Volume was above average with intraday volatility. Tuesday saw some back and forth as investors tried to read below the headlines for the reality of data being released. The complexity of the outlook for global economics, domestic economics, and uncertainty are alive and well. There is still plenty of work to be done for the upside to gain momentum. The S&P 500 index closed down 0.1%. The NASDAQ was down 0.2%. The SOXX was down 0.7%. Small Caps (Russell 2000) were up 1.1%. The ten-year treasury yield was 4.84% up 13 bps. Crude (USO) was up 0.5%. (UGA) was up 0.3%. Natural gas (UNG) was down 1.3%. The dollar was up 0.1%. We are focused on managing the risk in the current environment.

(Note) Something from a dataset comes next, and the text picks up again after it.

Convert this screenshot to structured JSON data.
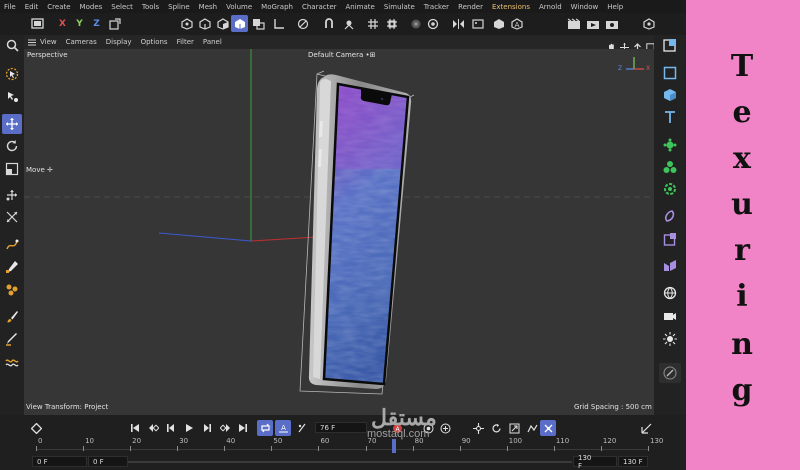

ONE Chart to Watch: QQQ – 1) Tested support at $352.39 and bounced. 2) Moved back above $366.14 resistance. 3) The down trendline is in play from the July highs. 4) Let it play out $376 Target.
Quote of the Day: “A good rule to remember for life is that when it comes to plastic surgery and sushi, never be attracted by a bargain.” – Graham Norton.
Additional Charts To Watch
XRT – Retail showing a consolidation pattern at the near-term lows. Cleared $60.45 as an entry point and confirmed yesterday on solid upside. The Retail Sales data showed better than expected results… watching to see if it tests or runs higher.
Stops Hit: EMTY – locked in a solid gain.
Sector Rotation And The S&P 500 Index
The S&P 500 index closed down 1 point to 4373 moving the index down 0.01% with above-average volume on the day. The index held above 4300 after testing last week. Seven of the eleven sectors closed higher on the day with energy as the leader up 1.1%. The worst performer of the day was technology down 0.4%. The VIX index closed at 17.8 moving higher on the day as anxiety was mixed. The downside start to the day was met with buyers, but closed flat on the day. Will the buyers follow through or do more testing? Plenty to ponder from the headlines and facts.
XLB – Basic Materials moved back to support at the $77 level. Consolidation pattern in place. The sector was up 0.4% for the week. No Positions. Bottom reversal… failed. Bottoming consolidation pattern.
XLU – Utilities found support at the $56 level… bounced and faced some resistance at the $59.50 level. Watch for follow-through upside. The sector was up 3.5% for the week. Bottom reversal in play. Need to clear $59.85.
IYZ – Telecom reversed lower again test support at the $20.50 level. Remains in a downtrend. The sector was up 0.6% for the week. No Positions. Need to clear $21.30.
XLP – Consumer Staples Remains in a downtrend with a bear flag pattern on the chart. The sector was up 0.2% for the week. No Positions. Bottom reversal… back in play.
XLI – Industrials downtrend remains in play but did find some support at $99. The bounce moved back below the $102.40 level and the 200-day MA. The sector was up 0.9% for the week. No Positions. Bottom reversal… tested. Consolidating.
XLV – Healthcare downtrend in play with $127 near-term support. Managed to bounce and watching how it unfolds. The sector was up 0.1% for the week. No Positions. Need to clear $132.
XLE – Energy gapped higher as the war in Gaza unfolds. letting the volatility settle, but expect the upside to resume. The sector was up 4.5% for the week after falling 5% last week. No Positions. Bottom reversal… cleared $89.45… closed on doji candle Monday. Cleared $91 resistance on Tuesday.
XLK – Technology The sector is in a bottom reversal pattern with a test of the move on Friday. The sector was up 0.2% for the week. Hit stops on some positions on Friday. Need some leadership here.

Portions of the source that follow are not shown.